I will not dive into details on how it got compromised, but let’s just say that I first got phished after signing up into a DEVCON side event, then I got scammed by someone impersonating someone else that could have helped me. In the first case, I could have been more careful, but I was so stressed in those hours that I should’ve predicted that something like this could happen.
In the second case, I really wouldn’t blame myself because I was completely out of my mind, I was afraid because I realized that I got phished immediately, and I didn’t know what the exploiter had access to, so I trusted the wrong guy.
I lost 90% of my holdings in that wallet, but I still could save some things that were important to me, and here is where I want to make a case:
A wallet is increasingly becoming an online identity, beyond onchain even.
In that wallet, I had all my onchain identities: my ENS, Blast domain, Avvy domain, all the articles I had saved on Mirror. I recovered everything because nor the exploiter neither the scammer saw value in those (luckily), but this made me really aware of the risks users take when they decide to have “one wallet = every dapp”.
This paradigm was a necessity in 2017-2020, when embedded and smart wallets were not out for the public. But now that we have all this tech available to fragment our identity, I appreciate it.
For this reason, I started creating other wallets, one for each general purpose (tokens, NFTs, identity) and then start preferring non-custodial, embedded wallets or smart wallets for each app as opposed to one wallet for everything.
A couple of years ago I would’ve gone crazy managing all these EOAs, but now it’s all very much simple. I created my Zora embedded wallet for NFTs for example, and every time that I see that that wallet has some valuable NFTs I don’t want to lose, I send them to my cold storage. I now check this, because I didn’t do it before.
And also, the Trump election while I was flying to Bangkok for DEVCON didn’t help either. In fact, I had many coins that were worth tens of dollars, and in a few days got worth hundreds, because of the pump. To me, I didn’t lose the 10,000$ or so that was worth in that wallet at the time I got phished, but much less, some 5-6k, because that was my perception of the worth of that wallet.
It got frozen, in the chaos of DEVCON in Bangkok.
And the money, believe me, wasn’t the issue - I wasn’t worried about the money, but as I said, about the onchain identity. And the affection / love for what it was there, all the memories associated with NFTs I minted, coins I bought that then rugged (I still got a very tiny fraction of Snowdog to remember the wild bull run of 2021!), and everything else in between.

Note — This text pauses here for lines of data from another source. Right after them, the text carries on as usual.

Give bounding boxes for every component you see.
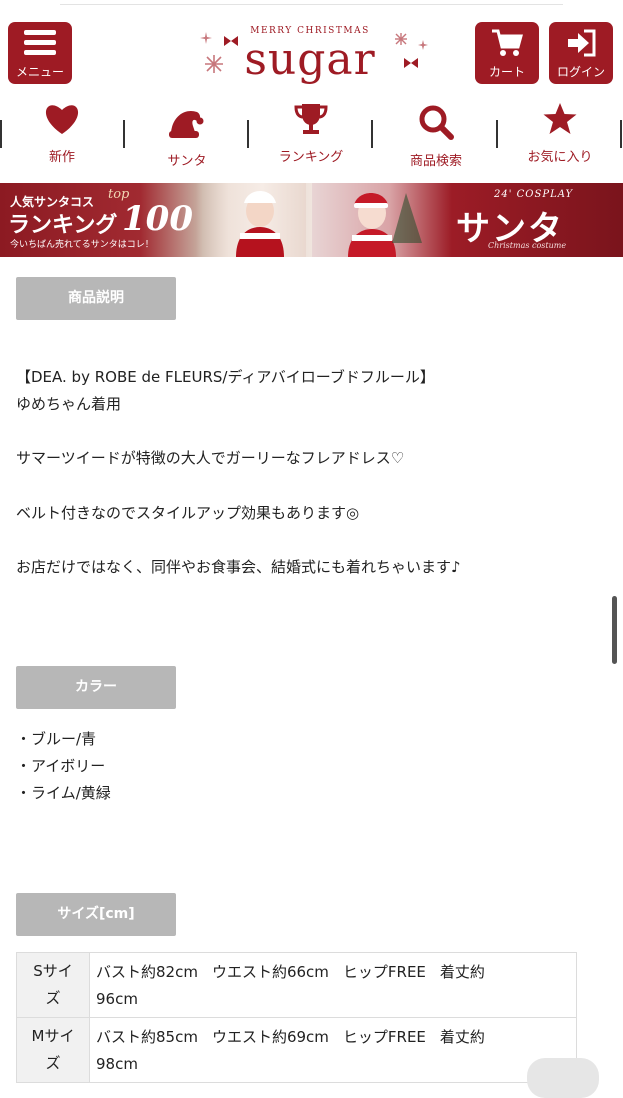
description-line: ベルト付きなのでスタイルアップ効果もあります◎ xyxy=(16,504,360,522)
login-button[interactable]: ログイン xyxy=(549,22,613,84)
cart-icon xyxy=(492,29,523,56)
waist-value: ウエスト約69cm xyxy=(211,1028,329,1046)
length-label: 着丈約 xyxy=(439,1028,485,1046)
nav-item-search[interactable]: 商品検索 xyxy=(386,96,486,170)
star-icon xyxy=(543,103,577,134)
search-icon xyxy=(419,105,454,140)
menu-label: メニュー xyxy=(15,65,64,79)
nav-item-santa[interactable]: サンタ xyxy=(137,96,237,170)
description-line: お店だけではなく、同伴やお食事会、結婚式にも着れちゃいます♪ xyxy=(16,558,461,576)
length-value: 98cm xyxy=(96,1055,138,1073)
main-nav: 新作 サンタ ランキング 商品検索 お気に入り xyxy=(0,96,623,170)
size-measure-cell: バスト約82cm ウエスト約66cm ヒップFREE 着丈約 96cm xyxy=(89,952,577,1018)
promo-banner[interactable]: 人気サンタコス ランキング top 100 今いちばん売れてるサンタはコレ！ 2… xyxy=(0,183,623,257)
description-line: サマーツイードが特徴の大人でガーリーなフレアドレス♡ xyxy=(16,449,405,467)
nav-separator xyxy=(247,120,249,148)
nav-item-ranking[interactable]: ランキング xyxy=(261,96,361,170)
table-row: Sサイ ズ バスト約82cm ウエスト約66cm ヒップFREE 着丈約 96cm xyxy=(16,952,577,1018)
bust-value: バスト約85cm xyxy=(96,1028,198,1046)
ribbon-icon xyxy=(224,36,238,46)
banner-ranking-caption: 今いちばん売れてるサンタはコレ！ xyxy=(10,240,154,250)
nav-label-new: 新作 xyxy=(48,150,75,165)
color-item: ・ライム/黄緑 xyxy=(16,784,111,802)
hamburger-icon xyxy=(24,30,56,55)
length-value: 96cm xyxy=(96,990,138,1008)
banner-santa-caption: Christmas costume xyxy=(488,241,567,250)
color-item: ・アイボリー xyxy=(16,757,106,775)
description-line: ゆめちゃん着用 xyxy=(16,395,122,413)
login-icon xyxy=(568,29,596,57)
santa-hat-icon xyxy=(169,110,204,138)
ribbon-icon xyxy=(404,58,418,68)
banner-ranking-title: ランキング xyxy=(8,212,118,238)
nav-label-favorites: お気に入り xyxy=(527,150,593,165)
size-name-cell: Sサイ ズ xyxy=(16,952,90,1018)
bust-value: バスト約82cm xyxy=(96,963,198,981)
scroll-to-top-button[interactable] xyxy=(527,1058,599,1098)
santa-model-image xyxy=(236,191,284,257)
sparkle-icon xyxy=(418,40,428,50)
banner-santa-subtitle: 24' COSPLAY xyxy=(494,189,574,200)
nav-separator xyxy=(620,120,622,148)
size-name: ズ xyxy=(45,1054,61,1072)
trophy-icon xyxy=(294,104,328,134)
nav-item-favorites[interactable]: お気に入り xyxy=(510,96,610,170)
snowflake-icon xyxy=(205,55,223,73)
cart-button[interactable]: カート xyxy=(475,22,539,84)
banner-ranking[interactable]: 人気サンタコス ランキング top 100 今いちばん売れてるサンタはコレ！ xyxy=(0,183,312,257)
heart-icon xyxy=(45,105,79,134)
length-label: 着丈約 xyxy=(439,963,485,981)
nav-label-santa: サンタ xyxy=(167,154,207,169)
nav-separator xyxy=(496,120,498,148)
scrollbar[interactable] xyxy=(612,596,617,664)
banner-santa[interactable]: 24' COSPLAY サンタ Christmas costume xyxy=(312,183,623,257)
banner-ranking-number: 100 xyxy=(122,199,193,239)
nav-label-search: 商品検索 xyxy=(409,154,462,169)
size-measure-cell: バスト約85cm ウエスト約69cm ヒップFREE 着丈約 98cm xyxy=(89,1017,577,1083)
size-table: Sサイ ズ バスト約82cm ウエスト約66cm ヒップFREE 着丈約 96cm M… xyxy=(16,952,577,1083)
nav-item-new[interactable]: 新作 xyxy=(12,96,112,170)
size-name: ズ xyxy=(45,989,61,1007)
sparkle-icon xyxy=(200,32,212,44)
size-name-cell: Mサイ ズ xyxy=(16,1017,90,1083)
description-line: 【DEA. by ROBE de FLEURS/ディアバイローブドフルール】 xyxy=(16,368,435,386)
site-logo[interactable]: MERRY CHRISTMAS sugar xyxy=(190,24,430,84)
section-label-size: サイズ[cm] xyxy=(16,893,176,936)
section-label-description: 商品説明 xyxy=(16,277,176,320)
cart-label: カート xyxy=(488,65,525,79)
nav-separator xyxy=(371,120,373,148)
section-label-color: カラー xyxy=(16,666,176,709)
top-divider xyxy=(60,4,563,5)
menu-button[interactable]: メニュー xyxy=(8,22,72,84)
nav-separator xyxy=(123,120,125,148)
snowflake-icon xyxy=(395,33,407,45)
hip-value: ヒップFREE xyxy=(342,1028,426,1046)
waist-value: ウエスト約66cm xyxy=(211,963,329,981)
table-row: Mサイ ズ バスト約85cm ウエスト約69cm ヒップFREE 着丈約 98cm xyxy=(16,1017,577,1083)
santa-model-image xyxy=(348,193,422,257)
nav-separator xyxy=(0,120,2,148)
hip-value: ヒップFREE xyxy=(342,963,426,981)
size-name: Sサイ xyxy=(33,962,73,980)
nav-label-ranking: ランキング xyxy=(278,150,344,165)
color-item: ・ブルー/青 xyxy=(16,730,97,748)
login-label: ログイン xyxy=(556,65,605,79)
size-name: Mサイ xyxy=(31,1027,75,1045)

It held my story, and now that wallet is gone. Not just mine anymore. Mixed with someone else’s history of theft.
——————
Security is a spectrum, so I won’t go and close everything I do and put everything in cold storage just because I had this happening to me.
First, it’s the first time this happened to me in more than seven years of being onchain and doing tens of thousands of transactions, so it’s kind of okay if you think about it. For the volume of transactions I had, it could have been worse. And that’s because I’m always very careful, and this would surely not have happened if I was at home, simply because I get many phishing and scam attacks every day via email or on X, and I never fall for them. But I was in a very fragile state of mind in that moment.
So of course I have increased my security requirements, but I have not made them so hard to apply that they’re forcing me to do nothing. They’re there to help me be safe as much as I can.
And that what I’ll do going forward.